M. E. Wooster2, M. Spalding1, A. Betz1, S. Sellers1, J. Balingcongan1, S. O’Mara1 1Grant Medical Center,Trauma Surgery And Critical Care,Columbus, OH, USA 2Doctors Hospital,General Surgery,Columbus, OH, USA
Introduction: The liver is the most commonly affected organ in blunt abdominal injury. Non-operative management of blunt hepatic trauma is the standard of care. The initiation of early deep vein thrombosis (DVT) prophylaxis, oral intake and ambulation was evaluated.
Methods: This is a retrospective review of 130 trauma patients over two years managed with a blunt hepatic injury guideline. Early serial hemoglobin, liver function tests, and angiography or hepatobiliary iminodiacetic acid (HIDA) scan were recommended for all injuries grade 3 or higher or if contrast blush noted on CT. Angiography and Endoscopic retrograde cholangiopancreatography (ERCP) was performed as warranted. Early DVT prophylaxis, oral intake, and ambulation were encouraged. Failure of non-operative intervention or peritonitis warranted exploratory laparotomy.
Results:
In grade 3 through 5, eleven leaks were identified, nine underwent non-operative management with success rates from 66% to 100%. Analysis of early liver function tests was not found to correlate with presence of biliary leak. Grade 4 and 5 injuries demonstrated a significantly increased leak rate over grade 3 injuries (38% vs 6%, p=0.012). There was no difference in duration of post trauma day identification of grade 3 versus grade 4 and 5 biliary leaks, respectively (2 vs 2.27, p>0.05).

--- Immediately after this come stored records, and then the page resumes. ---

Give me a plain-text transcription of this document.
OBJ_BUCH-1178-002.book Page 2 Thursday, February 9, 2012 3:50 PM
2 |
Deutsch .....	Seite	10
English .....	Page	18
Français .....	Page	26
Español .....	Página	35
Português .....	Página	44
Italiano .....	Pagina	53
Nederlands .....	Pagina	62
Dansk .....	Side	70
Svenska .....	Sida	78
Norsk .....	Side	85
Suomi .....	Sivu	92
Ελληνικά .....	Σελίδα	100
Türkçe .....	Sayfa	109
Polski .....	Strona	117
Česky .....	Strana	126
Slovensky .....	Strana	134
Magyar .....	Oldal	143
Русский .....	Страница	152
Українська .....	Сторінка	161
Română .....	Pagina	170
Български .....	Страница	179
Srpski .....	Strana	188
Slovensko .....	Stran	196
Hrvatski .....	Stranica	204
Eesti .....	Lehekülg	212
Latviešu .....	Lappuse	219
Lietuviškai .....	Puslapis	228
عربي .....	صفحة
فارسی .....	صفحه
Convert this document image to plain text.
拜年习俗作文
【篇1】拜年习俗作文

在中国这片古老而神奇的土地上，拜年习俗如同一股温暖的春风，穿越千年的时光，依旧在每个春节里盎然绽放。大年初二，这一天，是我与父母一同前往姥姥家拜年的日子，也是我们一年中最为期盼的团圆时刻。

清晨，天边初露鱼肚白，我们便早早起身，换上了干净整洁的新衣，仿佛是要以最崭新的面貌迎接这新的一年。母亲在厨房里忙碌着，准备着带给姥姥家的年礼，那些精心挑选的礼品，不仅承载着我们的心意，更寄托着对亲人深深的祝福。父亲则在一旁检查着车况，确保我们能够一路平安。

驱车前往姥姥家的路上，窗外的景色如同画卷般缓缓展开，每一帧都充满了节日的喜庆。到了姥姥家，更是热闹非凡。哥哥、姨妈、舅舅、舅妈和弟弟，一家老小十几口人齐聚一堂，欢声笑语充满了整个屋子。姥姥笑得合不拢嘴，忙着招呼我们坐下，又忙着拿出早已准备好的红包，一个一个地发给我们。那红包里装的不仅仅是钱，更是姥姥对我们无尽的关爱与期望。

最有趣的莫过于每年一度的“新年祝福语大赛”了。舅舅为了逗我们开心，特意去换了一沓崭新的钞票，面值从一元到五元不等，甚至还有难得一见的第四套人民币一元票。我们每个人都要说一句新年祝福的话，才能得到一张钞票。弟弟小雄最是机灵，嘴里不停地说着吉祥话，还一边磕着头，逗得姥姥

After 24 hours, initiation of DVT prophylaxis, oral intake and ambulation was inversely related to grade. Eight patients underwent angiography and two underwent embolization. DVT prophylaxis was initiated later in Grade 5 injuries (p=0.03) with no increase in morbidity. Grade 5 patients had statistically significantly less oral intake after 24 hours (p=0.05) but no difference in ambulation.
One grade 4 patient suffered a missed injury with identification of biliary leak on post trauma day 8. One grade 5 patient failed non-operative management on post trauma day 2. There were no deaths.
Conclusion: The proposed blunt hepatic injury guideline enables safe non-operative manage of blunt liver injuries. These guidelines promote safe early initiation of DVT prophylaxis, oral intake and ambulation. Identification of high biliary leak rate in grade 3 and higher leak rates in grade 4 and 5 warrants evaluation of blunt hepatic injury with a HIDA scan for grade 3 or higher blunt hepatic injuries for effective non-operative management.